Под шубой обнаружился его придворный кафтан – затканный золотом так, что не видно было бархата, блестящий и шуршащий, словно фольга. Нарядный пациент тряхнул белокурыми завитыми волосами, столь экзальтированно, что ударили по щекам его длинные серьги и рассыпались из локонов державшие высокий начес бриллиантовые шпильки:

– Ну же!

Яков присел на корточки перед козеткой, снял с пациента туфлю, и гетру, и разорванный чулок.

– Что же там такое, коко? Я – умру?

Это его «коко» означало по-французски «котеночек», «киса». Яков взял в ладони изящную, как у балетного танцовщика, белую ножку – пациент задушенно хихикнул:

– Щекотно же, коко…

Вдоль тончайшей щиколотки тянулась длинная кровоточащая царапина, глубокая и уже чуть запекшаяся, слава богу, что без грязи и без заноз. Яков раскрыл саквояж, достал спирт и повязки и начал промывать рану:

– Вы будете жить, ваше сиятельство, долго и счастливо. Рана пустячная…

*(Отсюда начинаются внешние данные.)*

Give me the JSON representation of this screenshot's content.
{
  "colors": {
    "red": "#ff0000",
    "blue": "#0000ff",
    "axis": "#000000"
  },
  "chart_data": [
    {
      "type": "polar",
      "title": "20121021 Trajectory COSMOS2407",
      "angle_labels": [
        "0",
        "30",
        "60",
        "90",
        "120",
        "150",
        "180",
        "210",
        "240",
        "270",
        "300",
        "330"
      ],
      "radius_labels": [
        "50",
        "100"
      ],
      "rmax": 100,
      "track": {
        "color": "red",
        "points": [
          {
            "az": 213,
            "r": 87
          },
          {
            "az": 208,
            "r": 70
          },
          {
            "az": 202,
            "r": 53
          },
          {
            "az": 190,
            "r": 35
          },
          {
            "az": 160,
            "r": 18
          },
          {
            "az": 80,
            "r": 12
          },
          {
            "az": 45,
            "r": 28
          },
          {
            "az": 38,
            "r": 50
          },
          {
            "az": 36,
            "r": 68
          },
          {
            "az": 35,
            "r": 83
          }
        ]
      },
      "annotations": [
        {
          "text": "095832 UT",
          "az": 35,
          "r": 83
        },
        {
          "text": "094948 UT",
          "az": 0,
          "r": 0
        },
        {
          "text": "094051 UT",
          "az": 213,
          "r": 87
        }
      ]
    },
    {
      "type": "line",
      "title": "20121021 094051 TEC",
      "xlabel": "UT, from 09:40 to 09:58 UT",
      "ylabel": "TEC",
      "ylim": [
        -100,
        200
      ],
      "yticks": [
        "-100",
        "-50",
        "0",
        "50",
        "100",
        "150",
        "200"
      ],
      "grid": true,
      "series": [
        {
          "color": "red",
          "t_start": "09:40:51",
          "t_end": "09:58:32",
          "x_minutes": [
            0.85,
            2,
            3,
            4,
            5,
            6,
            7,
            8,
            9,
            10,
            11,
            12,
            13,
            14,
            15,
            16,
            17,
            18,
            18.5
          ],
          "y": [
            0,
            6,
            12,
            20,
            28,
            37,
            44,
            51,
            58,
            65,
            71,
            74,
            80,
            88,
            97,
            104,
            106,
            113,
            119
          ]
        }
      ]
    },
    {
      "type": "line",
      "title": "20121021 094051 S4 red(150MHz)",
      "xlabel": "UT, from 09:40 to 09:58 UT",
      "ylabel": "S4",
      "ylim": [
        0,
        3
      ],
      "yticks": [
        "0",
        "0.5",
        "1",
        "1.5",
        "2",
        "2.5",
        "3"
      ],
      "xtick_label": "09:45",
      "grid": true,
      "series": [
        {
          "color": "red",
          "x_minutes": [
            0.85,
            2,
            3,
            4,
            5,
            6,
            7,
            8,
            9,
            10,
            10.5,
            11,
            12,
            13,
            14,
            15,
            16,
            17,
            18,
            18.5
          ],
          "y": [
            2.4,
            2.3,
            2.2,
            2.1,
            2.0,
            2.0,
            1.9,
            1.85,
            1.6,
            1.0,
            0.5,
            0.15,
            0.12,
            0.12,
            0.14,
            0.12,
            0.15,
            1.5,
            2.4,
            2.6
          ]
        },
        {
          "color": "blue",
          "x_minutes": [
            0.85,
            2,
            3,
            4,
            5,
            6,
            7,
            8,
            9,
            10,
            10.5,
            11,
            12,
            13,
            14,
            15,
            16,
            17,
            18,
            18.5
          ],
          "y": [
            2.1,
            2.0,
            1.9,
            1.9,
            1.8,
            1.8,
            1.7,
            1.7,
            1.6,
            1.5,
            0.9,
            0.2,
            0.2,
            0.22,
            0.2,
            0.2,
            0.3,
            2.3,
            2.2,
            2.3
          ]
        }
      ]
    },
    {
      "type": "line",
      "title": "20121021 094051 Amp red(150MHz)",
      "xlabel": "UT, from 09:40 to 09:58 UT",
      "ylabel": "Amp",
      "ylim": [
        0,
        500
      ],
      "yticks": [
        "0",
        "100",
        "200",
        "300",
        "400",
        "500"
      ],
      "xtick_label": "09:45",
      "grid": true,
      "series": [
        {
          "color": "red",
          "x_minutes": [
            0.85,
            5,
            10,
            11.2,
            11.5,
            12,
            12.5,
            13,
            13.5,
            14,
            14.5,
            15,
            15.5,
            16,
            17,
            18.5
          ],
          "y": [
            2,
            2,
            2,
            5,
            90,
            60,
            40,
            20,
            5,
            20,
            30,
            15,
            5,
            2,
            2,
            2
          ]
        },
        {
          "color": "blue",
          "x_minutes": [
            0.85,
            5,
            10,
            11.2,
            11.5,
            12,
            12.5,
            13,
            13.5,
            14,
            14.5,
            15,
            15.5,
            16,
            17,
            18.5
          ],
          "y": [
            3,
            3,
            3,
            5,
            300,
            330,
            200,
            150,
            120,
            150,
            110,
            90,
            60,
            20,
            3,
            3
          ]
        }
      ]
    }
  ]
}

Пациент прерывисто вздохнул и теперь смотрел на доктора, следил за его руками – с испуганным ожиданием, словно кролик за удавом. Даже брови его, подчеркнутые золотистой тушью, подняты были трагически. Пахло от графа – помадой, и пудрой, и особенно недавним пряным глинтвейном. Яков наложил мазь, перебинтовал рану, собрал с пола рассыпанные бриллиантовые шпильки – как звезды с темного неба:

– Вы их потеряли, ваше сиятельство.

– Оставь себе, коко, – заработал…

– О, Рейнгольд! – на пороге стояла взволнованная и перепуганная дама, та самая красавица с горки, что вдруг оказалась брюхата, – обер-гофмейстрина. – Что с вами такое?

– Пустое, Нати, – отмахнулся лениво ее Рейнгольд. – Уж точно не стоит ваших слез. Я дам тебе записку, коко, – повернулся пациент к своему доктору. – Возьми в гардеробной для меня чулки. Смотритель гардеробной знает мой почерк, – он карандашом в блокноте начирикал что-то по-французски, вырвал лист и подал Якову с небрежной, нет, с пренебрежительной грацией. – Нельзя же мне возвращаться к ЕИВэ – с голыми ногами, правда, Нати?

Нати кивнула – она явно ждала, когда Яков уйдет. Яков взял записку с тихой обидой – ведь можно же было послать лакея. Но все лакеи – были на горке или возле горки, где-то там. Поэтому, наверное, все же нельзя.

– Из дверей – направо, прямо, по лесенке вверх – и там он сидит на своем стуле, – напутствовал сиятельный пациент, и Яков, скрепя сердце, устремился – в гардеробную.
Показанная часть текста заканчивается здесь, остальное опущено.